DataSource.get_batch_list_from_batch_request(batch_request={
    "datasource": "myds",
    "data_connector": "pipeline",
    "in_memory_dataset": df,
    "data_connector_query" : {
      "batch_filter_parameters" : {
          "airflow_run_id": my_run_id,
          "other_key": my_other_key
      }
      "custom_filter_function": my_filter_fn,
      "limit": 10,
      "index": Optional[Union[int, list, tuple, slice, str]],  # examples: 0; "-1"; [3:7]; "[2:4]"
    },
    "sampling": {
        "limit": 1000,
        "sample": 0.1
    }
})
  1. BatchDefinition

  • A BatchDefinition resolves any ambiguity in BatchRequest to uniquely identify a single Batch to be fetched. BatchDefinition is Datasource- and ExecutionEngine-agnostic. That means that its parameters may depend on the configuration of the Datasource, but they do not otherwise depend on the specific DataConnector type (e.g. filesystem, SQL, etc.) or ExecutionEngine being used to instantiate Batches.

BatchDefinition
    datasource: str
    data_connector: str
    data_asset_name: str
    batch_identifiers:
        ** contents depend on the configuration of the DataConnector **
        ** provides a persistent, unique identifier for the Batch within the context of the Data Asset **
  1. BatchSpec

  • A BatchSpec is a set of specific instructions for the ExecutionEngine to fetch specific data; it is the ExecutionEngine-specific version of the BatchDefinition. For example, a BatchSpec could include the path to files, information about headers, or other configuration required to ensure the data is loaded properly for validation.

  1. During initialization of the Batch, BatchMarkers, calculated by the ExecutionEngine, are also added.
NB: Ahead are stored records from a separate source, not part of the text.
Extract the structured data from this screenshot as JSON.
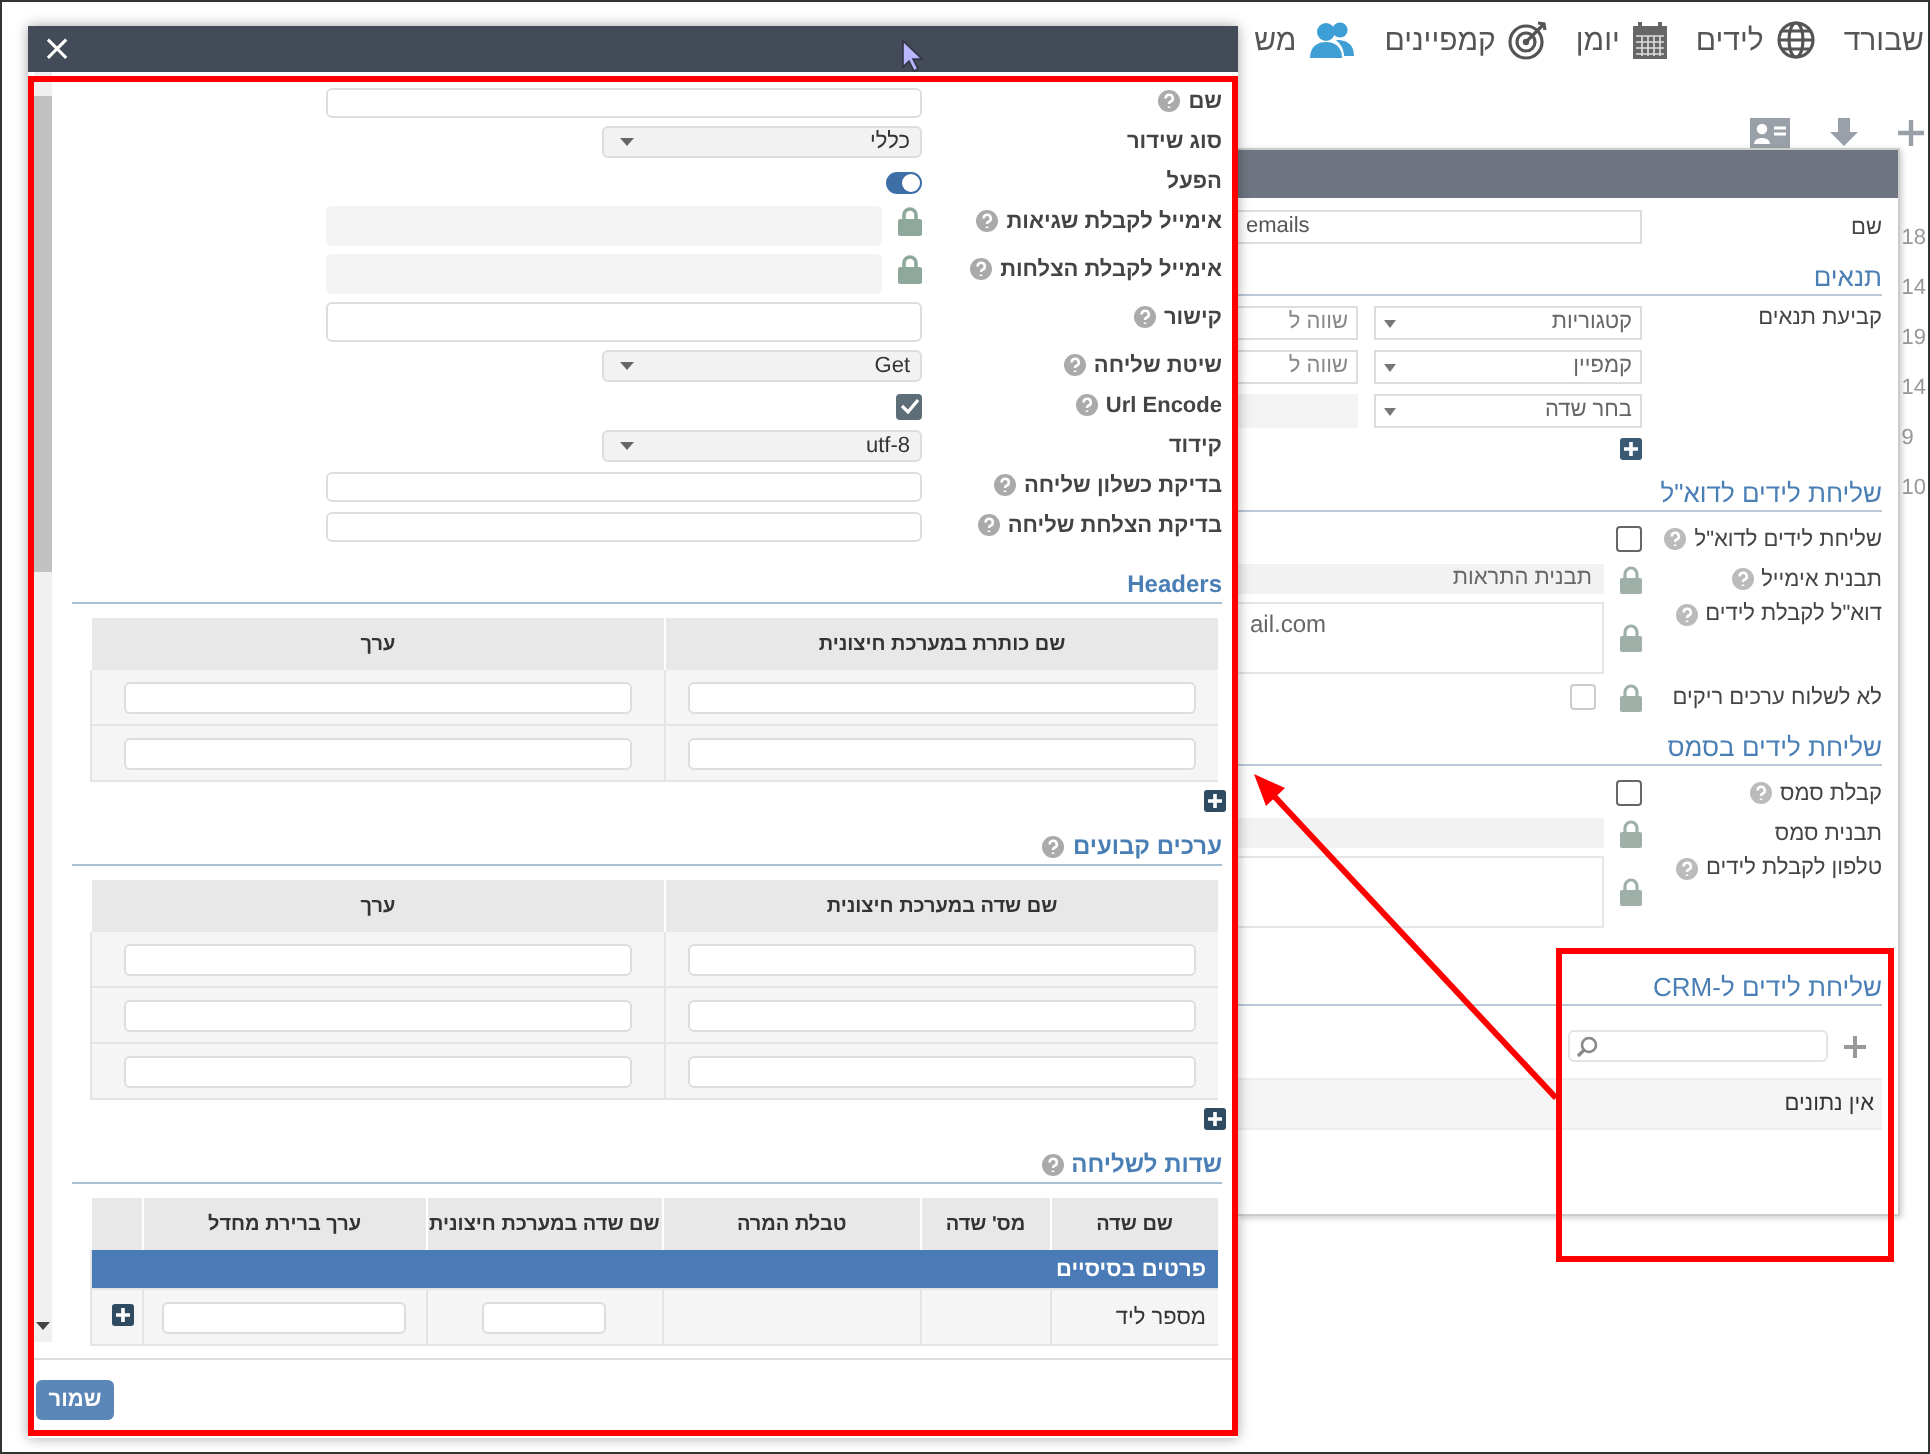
{
  "nav": {
    "items": [
      {
        "label": "שבורד"
      },
      {
        "label": "לידים"
      },
      {
        "label": "יומן"
      },
      {
        "label": "קמפיינים"
      },
      {
        "label": "מש"
      }
    ]
  },
  "row_numbers": [
    "18",
    "14",
    "19",
    "14",
    "9",
    "10"
  ],
  "panel": {
    "name": {
      "label": "שם",
      "value": "emails"
    },
    "conditions": {
      "title": "תנאים",
      "label": "קביעת תנאים",
      "rows": [
        {
          "field": "קטגוריות",
          "operator": "שווה ל"
        },
        {
          "field": "קמפיין",
          "operator": "שווה ל"
        },
        {
          "field": "בחר שדה"
        }
      ]
    },
    "email": {
      "title": "שליחת לידים לדוא\"ל",
      "rows": [
        {
          "kind": "checkbox",
          "label": "שליחת לידים לדוא\"ל",
          "help": true,
          "checked": false
        },
        {
          "kind": "locked-field",
          "label": "תבנית אימייל",
          "help": true,
          "value": "תבנית התראות"
        },
        {
          "kind": "locked-textarea",
          "label": "דוא\"ל לקבלת לידים",
          "help": true,
          "value": "ail.com"
        },
        {
          "kind": "locked-checkbox",
          "label": "לא לשלוח ערכים ריקים",
          "help": false,
          "checked": false
        }
      ]
    },
    "sms": {
      "title": "שליחת לידים בסמס",
      "rows": [
        {
          "kind": "checkbox",
          "label": "קבלת סמס",
          "help": true,
          "checked": false
        },
        {
          "kind": "locked-field",
          "label": "תבנית סמס",
          "help": false
        },
        {
          "kind": "locked-textarea",
          "label": "טלפון לקבלת לידים",
          "help": true
        }
      ]
    },
    "crm": {
      "title": "שליחת לידים ל-CRM",
      "empty": "אין נתונים"
    }
  },
  "modal": {
    "close": "×",
    "form": [
      {
        "kind": "text",
        "label": "שם",
        "help": true
      },
      {
        "kind": "select",
        "label": "סוג שידור",
        "help": false,
        "value": "כללי"
      },
      {
        "kind": "toggle",
        "label": "הפעל",
        "help": false,
        "on": true
      },
      {
        "kind": "locked",
        "label": "אימייל לקבלת שגיאות",
        "help": true
      },
      {
        "kind": "locked",
        "label": "אימייל לקבלת הצלחות",
        "help": true
      },
      {
        "kind": "link",
        "label": "קישור",
        "help": true
      },
      {
        "kind": "select",
        "label": "שיטת שליחה",
        "help": true,
        "value": "Get"
      },
      {
        "kind": "checkbox",
        "label": "Url Encode",
        "help": true,
        "checked": true
      },
      {
        "kind": "select",
        "label": "קידוד",
        "help": false,
        "value": "utf-8"
      },
      {
        "kind": "text",
        "label": "בדיקת כשלון שליחה",
        "help": true
      },
      {
        "kind": "text",
        "label": "בדיקת הצלחת שליחה",
        "help": true
      }
    ],
    "headers": {
      "title": "Headers",
      "help": false,
      "columns": [
        "שם כותרת במערכת חיצונית",
        "ערך"
      ],
      "rows": [
        {
          "kind": "inputs"
        },
        {
          "kind": "inputs"
        }
      ]
    },
    "fixed_values": {
      "title": "ערכים קבועים",
      "help": true,
      "columns": [
        "שם שדה במערכת חיצונית",
        "ערך"
      ],
      "rows": [
        {
          "kind": "inputs"
        },
        {
          "kind": "inputs"
        },
        {
          "kind": "inputs"
        }
      ]
    },
    "send_fields": {
      "title": "שדות לשליחה",
      "help": true,
      "columns": [
        "שם שדה",
        "מס' שדה",
        "טבלת המרה",
        "שם שדה במערכת חיצונית",
        "ערך ברירת מחדל"
      ],
      "groups": [
        {
          "title": "פרטים בסיסיים",
          "rows": [
            {
              "name": "מספר ליד"
            }
          ]
        }
      ]
    },
    "save": "שמור"
  }
}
They are metadata that can be used to calculate performance characteristics, ensure reproducibility of validation results, and provide indicators of the state of the underlying data system.
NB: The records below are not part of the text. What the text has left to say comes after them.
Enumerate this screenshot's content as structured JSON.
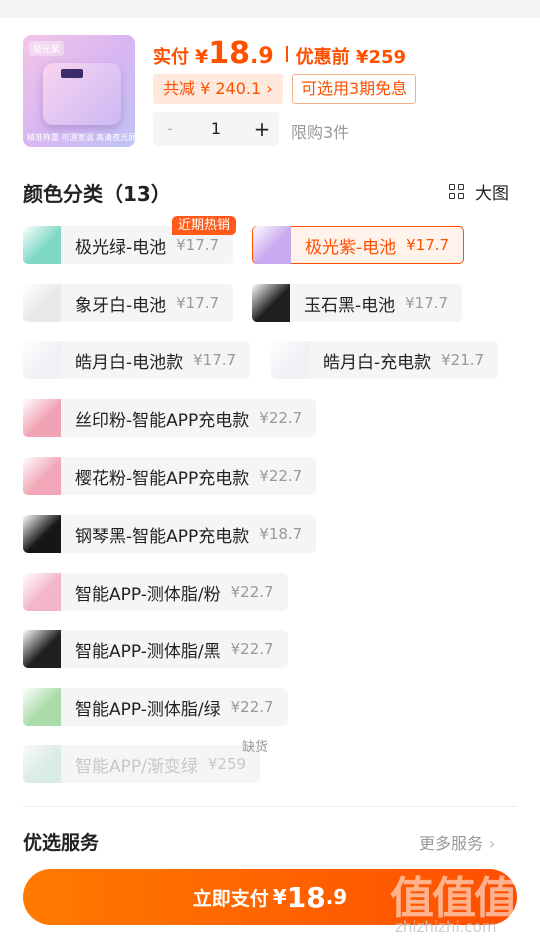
{
  "header": {
    "thumb_tag": "极光紫",
    "thumb_brand": "",
    "thumb_features": "精准称重  可测室温  高清夜光屏",
    "price_label": "实付",
    "currency": "¥",
    "price_int": "18",
    "price_dec": ".9",
    "original_price": "优惠前 ¥259",
    "saving_chip": "共减 ¥ 240.1 ›",
    "installment_chip": "可选用3期免息",
    "qty_minus": "-",
    "quantity": "1",
    "qty_plus": "+",
    "limit_text": "限购3件"
  },
  "colors_section": {
    "title": "颜色分类（13）",
    "big_view_label": "大图",
    "hot_badge": "近期热销",
    "out_of_stock_badge": "缺货",
    "options": [
      {
        "name": "极光绿-电池",
        "price": "¥17.7",
        "swatch": "#7fd9c6",
        "selected": false,
        "disabled": false
      },
      {
        "name": "极光紫-电池",
        "price": "¥17.7",
        "swatch": "#c9a9f0",
        "selected": true,
        "disabled": false
      },
      {
        "name": "象牙白-电池",
        "price": "¥17.7",
        "swatch": "#e9e9e9",
        "selected": false,
        "disabled": false
      },
      {
        "name": "玉石黑-电池",
        "price": "¥17.7",
        "swatch": "#1e1e1e",
        "selected": false,
        "disabled": false
      },
      {
        "name": "皓月白-电池款",
        "price": "¥17.7",
        "swatch": "#f2f0f5",
        "selected": false,
        "disabled": false
      },
      {
        "name": "皓月白-充电款",
        "price": "¥21.7",
        "swatch": "#f2f0f5",
        "selected": false,
        "disabled": false
      },
      {
        "name": "丝印粉-智能APP充电款",
        "price": "¥22.7",
        "swatch": "#f0a3b4",
        "selected": false,
        "disabled": false
      },
      {
        "name": "樱花粉-智能APP充电款",
        "price": "¥22.7",
        "swatch": "#f2a7b8",
        "selected": false,
        "disabled": false
      },
      {
        "name": "钢琴黑-智能APP充电款",
        "price": "¥18.7",
        "swatch": "#161616",
        "selected": false,
        "disabled": false
      },
      {
        "name": "智能APP-测体脂/粉",
        "price": "¥22.7",
        "swatch": "#f3b6c8",
        "selected": false,
        "disabled": false
      },
      {
        "name": "智能APP-测体脂/黑",
        "price": "¥22.7",
        "swatch": "#202020",
        "selected": false,
        "disabled": false
      },
      {
        "name": "智能APP-测体脂/绿",
        "price": "¥22.7",
        "swatch": "#a9dca8",
        "selected": false,
        "disabled": false
      },
      {
        "name": "智能APP/渐变绿",
        "price": "¥259",
        "swatch": "#b8e3d2",
        "selected": false,
        "disabled": true
      }
    ]
  },
  "services": {
    "title": "优选服务",
    "more": "更多服务"
  },
  "pay_button": {
    "label": "立即支付",
    "currency": "¥",
    "int": "18",
    "dec": ".9"
  },
  "watermark": {
    "text": "值值值",
    "domain": "zhizhizhi.com"
  }
}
RuntimeDataConnector and RuntimeBatchRequest

A Runtime Data Connector is a special kind of Data Connector that supports easy integration with Pipeline Runners where the data is already available as a reference that needs only a lightweight wrapper to track validations. Runtime Data Connectors are used alongside a special kind of Batch Request class called a RuntimeBatchRequest. Instead of serving as a description of what data Great Expectations should fetch, a Runtime Batch Request serves as a wrapper for data that is passed in at runtime (as an in-memory dataframe, file/S3 path, or SQL query), with user-provided identifiers for uniquely identifying the data.

In a Batch Definition produced by a Runtime Data Connector, the batch_identifiers come directly from the Runtime Batch Request and serve as a persistent, unique identifier for the data included in the Batch. By relying on user-provided batch_identifiers, we allow the definition of the specific batch’s identifiers to happen at runtime, for example using a run_id from an Airflow DAG run. The specific runtime batch_identifiers to be expected are controlled in the in the Runtime Data Connector configuration. Using that configuration creates a control plane for governance-minded engineers who want to enforce some level of consistency between validations.